Quelle part et quelle attitude du public des lieux culturels ?
Les deux tiers du public des lieux culturels ont assisté à un spectacle vivant, de façon plus ou moins régulière. Près de 37% peuvent être considérés comme des habitués de cette sortie culturelle : ils déclarent l'avoir fréquentée à plusieurs reprises dans l'année, et près de 22% sont des occasionnels puisqu'ils s'y rendent environ une fois par an. 8% assistent à un spectacle moins d'une fois par an, soit de façon exceptionnelle.
Une sortie moins répandue et fréquente que le cinéma
A la lecture des chiffres, il apparaît que les spectacles vivants tiennent une place moins importante que le cinéma dans les sorties culturelles des personnes interrogées. En effet, assister à un spectacle vivant (théâtre, concert, spectacle, etc.) semble constituer une pratique culturelle moins répandue et moins fréquente : un tiers du public des lieux culturels n'assiste jamais à un spectacle ou à un concert (alors que 14,6% seulement d'entre eux ne vont jamais au cinéma) et parmi ceux qui pratiquent cette activité, la fréquence reste modeste puisque près de 30% se rendent à un spectacle de façon occasionnelle ou exceptionnelle (contre 12,5% des spectateurs de cinéma).
Par comparaison, si on prend en compte l'ensemble de la population, le caractère exceptionnel de la fréquentation des lieux de spectacles vivants est encore plus marqué. Selon une enquête de l'ODR sur les loisirs68(*), plus de 60% des Réunionnais n'ont jamais assisté à un spectacle vivant et, sur le plan national, 53% des Français ne seraient pas allés voir un spectacle au cours des douze derniers mois69(*).
* 66 BEDIENGER C., 2003, la fréquentation des lieux culturels, Etudes et Synthèse, N°67, Observatoire du Développement de La Réunion, Saint-Denis de La Réunion.
* 67 Cf. Annexe 3 : Les équipements culturels à La Réunion
* 68 Cité dans BEDIENGER C., 2003, la fréquentation des lieux culturels, Etudes et Synthèse, N°67, Observatoire du Développement de La Réunion, Saint-Denis de La Réunion.
* 69 DONNAT O., 1998 Les pratiques culturelles des français, enquête, Ministère de la Culture et de la Communication, La Documentation Française, Paris, 359p.
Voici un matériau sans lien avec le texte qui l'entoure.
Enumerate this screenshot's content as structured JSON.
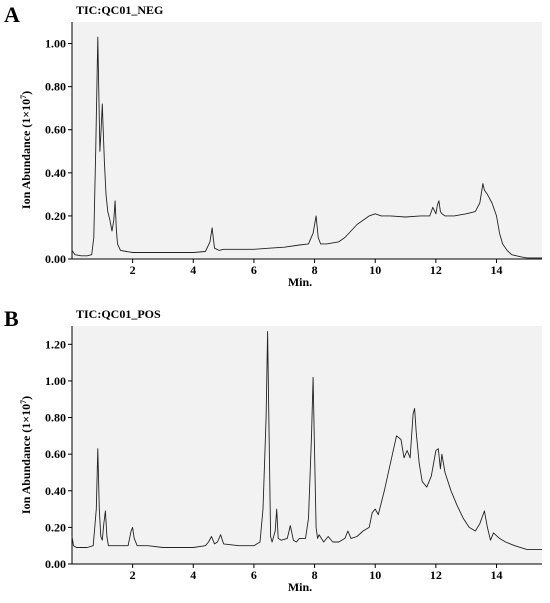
{
  "chart_data": [
    {
      "type": "line",
      "panel_label": "A",
      "title": "TIC:QC01_NEG",
      "xlabel": "Min.",
      "ylabel_main": "Ion Abundance (1×10",
      "ylabel_exp": "7",
      "ylabel_close": ")",
      "xlim": [
        0,
        15.5
      ],
      "ylim": [
        0,
        1.1
      ],
      "xticks": [
        2,
        4,
        6,
        8,
        10,
        12,
        14
      ],
      "yticks": [
        0.0,
        0.2,
        0.4,
        0.6,
        0.8,
        1.0
      ],
      "ytick_labels": [
        "0.00",
        "0.20",
        "0.40",
        "0.60",
        "0.80",
        "1.00"
      ],
      "grid": false,
      "series": [
        {
          "x": [
            0.0,
            0.1,
            0.3,
            0.5,
            0.65,
            0.72,
            0.78,
            0.82,
            0.85,
            0.88,
            0.92,
            0.96,
            1.0,
            1.03,
            1.07,
            1.12,
            1.18,
            1.25,
            1.32,
            1.38,
            1.42,
            1.46,
            1.5,
            1.6,
            1.8,
            2.0,
            2.2,
            2.5,
            3.0,
            3.5,
            4.0,
            4.4,
            4.55,
            4.62,
            4.7,
            4.85,
            5.0,
            5.5,
            6.0,
            6.5,
            7.0,
            7.5,
            7.8,
            7.95,
            8.05,
            8.12,
            8.2,
            8.4,
            8.8,
            9.0,
            9.2,
            9.4,
            9.6,
            9.8,
            10.0,
            10.2,
            10.5,
            11.0,
            11.5,
            11.8,
            11.9,
            12.0,
            12.05,
            12.1,
            12.15,
            12.2,
            12.3,
            12.6,
            13.0,
            13.3,
            13.45,
            13.55,
            13.6,
            13.7,
            13.85,
            14.0,
            14.1,
            14.2,
            14.35,
            14.5,
            14.8,
            15.0,
            15.5
          ],
          "y": [
            0.04,
            0.02,
            0.015,
            0.015,
            0.02,
            0.1,
            0.5,
            0.8,
            1.03,
            0.8,
            0.5,
            0.6,
            0.72,
            0.6,
            0.45,
            0.3,
            0.22,
            0.18,
            0.13,
            0.18,
            0.27,
            0.14,
            0.07,
            0.04,
            0.035,
            0.03,
            0.03,
            0.03,
            0.03,
            0.03,
            0.03,
            0.035,
            0.08,
            0.145,
            0.05,
            0.04,
            0.045,
            0.045,
            0.045,
            0.05,
            0.055,
            0.065,
            0.07,
            0.12,
            0.2,
            0.1,
            0.07,
            0.07,
            0.08,
            0.1,
            0.13,
            0.16,
            0.18,
            0.2,
            0.21,
            0.2,
            0.2,
            0.195,
            0.2,
            0.2,
            0.24,
            0.21,
            0.25,
            0.27,
            0.22,
            0.21,
            0.2,
            0.2,
            0.21,
            0.22,
            0.26,
            0.35,
            0.32,
            0.3,
            0.26,
            0.2,
            0.12,
            0.07,
            0.04,
            0.02,
            0.01,
            0.005,
            0.005
          ]
        }
      ]
    },
    {
      "type": "line",
      "panel_label": "B",
      "title": "TIC:QC01_POS",
      "xlabel": "Min.",
      "ylabel_main": "Ion Abundance (1×10",
      "ylabel_exp": "7",
      "ylabel_close": ")",
      "xlim": [
        0,
        15.5
      ],
      "ylim": [
        0,
        1.3
      ],
      "xticks": [
        2,
        4,
        6,
        8,
        10,
        12,
        14
      ],
      "yticks": [
        0.0,
        0.2,
        0.4,
        0.6,
        0.8,
        1.0,
        1.2
      ],
      "ytick_labels": [
        "0.00",
        "0.20",
        "0.40",
        "0.60",
        "0.80",
        "1.00",
        "1.20"
      ],
      "grid": false,
      "series": [
        {
          "x": [
            0.0,
            0.05,
            0.15,
            0.5,
            0.7,
            0.8,
            0.85,
            0.9,
            0.95,
            1.0,
            1.05,
            1.1,
            1.15,
            1.2,
            1.5,
            1.85,
            1.95,
            2.0,
            2.05,
            2.15,
            2.5,
            3.0,
            4.0,
            4.4,
            4.5,
            4.6,
            4.7,
            4.8,
            4.9,
            5.0,
            5.5,
            6.0,
            6.2,
            6.3,
            6.4,
            6.45,
            6.5,
            6.55,
            6.6,
            6.7,
            6.75,
            6.8,
            6.9,
            7.1,
            7.2,
            7.3,
            7.4,
            7.5,
            7.7,
            7.8,
            7.9,
            7.95,
            8.0,
            8.05,
            8.1,
            8.15,
            8.3,
            8.45,
            8.6,
            8.8,
            9.0,
            9.1,
            9.2,
            9.4,
            9.6,
            9.8,
            9.9,
            10.0,
            10.1,
            10.3,
            10.5,
            10.7,
            10.85,
            10.95,
            11.05,
            11.15,
            11.25,
            11.3,
            11.35,
            11.45,
            11.55,
            11.7,
            11.85,
            12.0,
            12.08,
            12.15,
            12.2,
            12.3,
            12.5,
            12.7,
            12.9,
            13.1,
            13.3,
            13.45,
            13.6,
            13.7,
            13.8,
            13.9,
            14.1,
            14.3,
            14.6,
            15.0,
            15.5
          ],
          "y": [
            0.15,
            0.1,
            0.09,
            0.09,
            0.1,
            0.3,
            0.63,
            0.3,
            0.15,
            0.13,
            0.22,
            0.29,
            0.15,
            0.1,
            0.1,
            0.1,
            0.18,
            0.2,
            0.14,
            0.1,
            0.1,
            0.09,
            0.09,
            0.1,
            0.12,
            0.15,
            0.11,
            0.12,
            0.16,
            0.11,
            0.1,
            0.1,
            0.12,
            0.3,
            0.8,
            1.27,
            0.7,
            0.15,
            0.12,
            0.18,
            0.3,
            0.14,
            0.13,
            0.14,
            0.21,
            0.13,
            0.12,
            0.14,
            0.14,
            0.25,
            0.7,
            1.02,
            0.6,
            0.2,
            0.14,
            0.16,
            0.12,
            0.15,
            0.12,
            0.12,
            0.14,
            0.18,
            0.14,
            0.15,
            0.18,
            0.2,
            0.28,
            0.3,
            0.27,
            0.4,
            0.55,
            0.7,
            0.68,
            0.58,
            0.62,
            0.58,
            0.82,
            0.85,
            0.72,
            0.55,
            0.45,
            0.42,
            0.48,
            0.62,
            0.63,
            0.52,
            0.6,
            0.5,
            0.4,
            0.32,
            0.25,
            0.2,
            0.18,
            0.22,
            0.29,
            0.2,
            0.13,
            0.17,
            0.14,
            0.12,
            0.1,
            0.08,
            0.08
          ]
        }
      ]
    }
  ]
}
(b) Profil du public des spectacles vivants comparé à celui du cinéma
Assister à un spectacle vivant s'avère être une sortie plus rare que d'aller voir un film sur grand écran. Quel est ce public qui fréquente ces lieux et apparaît-il très différent du public des salles de cinéma ? Il semble que l'intensité de la fréquentation de spectacles et d'équipements culturels dépend de critères de position sociale comme le niveau de diplôme et la catégorie socioprofessionnelle de manière plus prononcée que la fréquentation des cinémas.
Le niveau de diplôme et l'activité professionnelle
Le niveau de diplôme
Plus le niveau de diplôme est élevé, plus les chances de fréquenter les lieux de spectacles vivants augmentent. 51% des individus non diplômés n'y sont jamais allés contre 20% des diplômés de l'enseignement supérieur. Si on compare au cinéma, l'écart est moins creusé.
D'autre part, les plus diplômés ont également une intensité de fréquentation plus élevée: 52% déclarent y assister plusieurs fois par an contre 22,5% des non diplômés. Le niveau d'étude est plus déterminant pour les spectacles vivants que pour le cinéma.
Activité professionnelle
Les cadres, comme pour la fréquentation des cinémas, représentent la catégorie socioprofessionnelle qui assiste le plus à des spectacles et à des concerts : seuls 14% d'entre eux déclarent ne jamais fréquenter les lieux de spectacles vivants et près de 63% sont des familiers de ces équipements puisqu'ils s'y rendent plusieurs fois par an.
Par opposition, les inactifs et les chômeurs sont ceux pour qui cette pratique culturelle est la moins répandue.
Il est important de souligner que les ouvriers et les agriculteurs qui les fréquentent le font de façon régulière.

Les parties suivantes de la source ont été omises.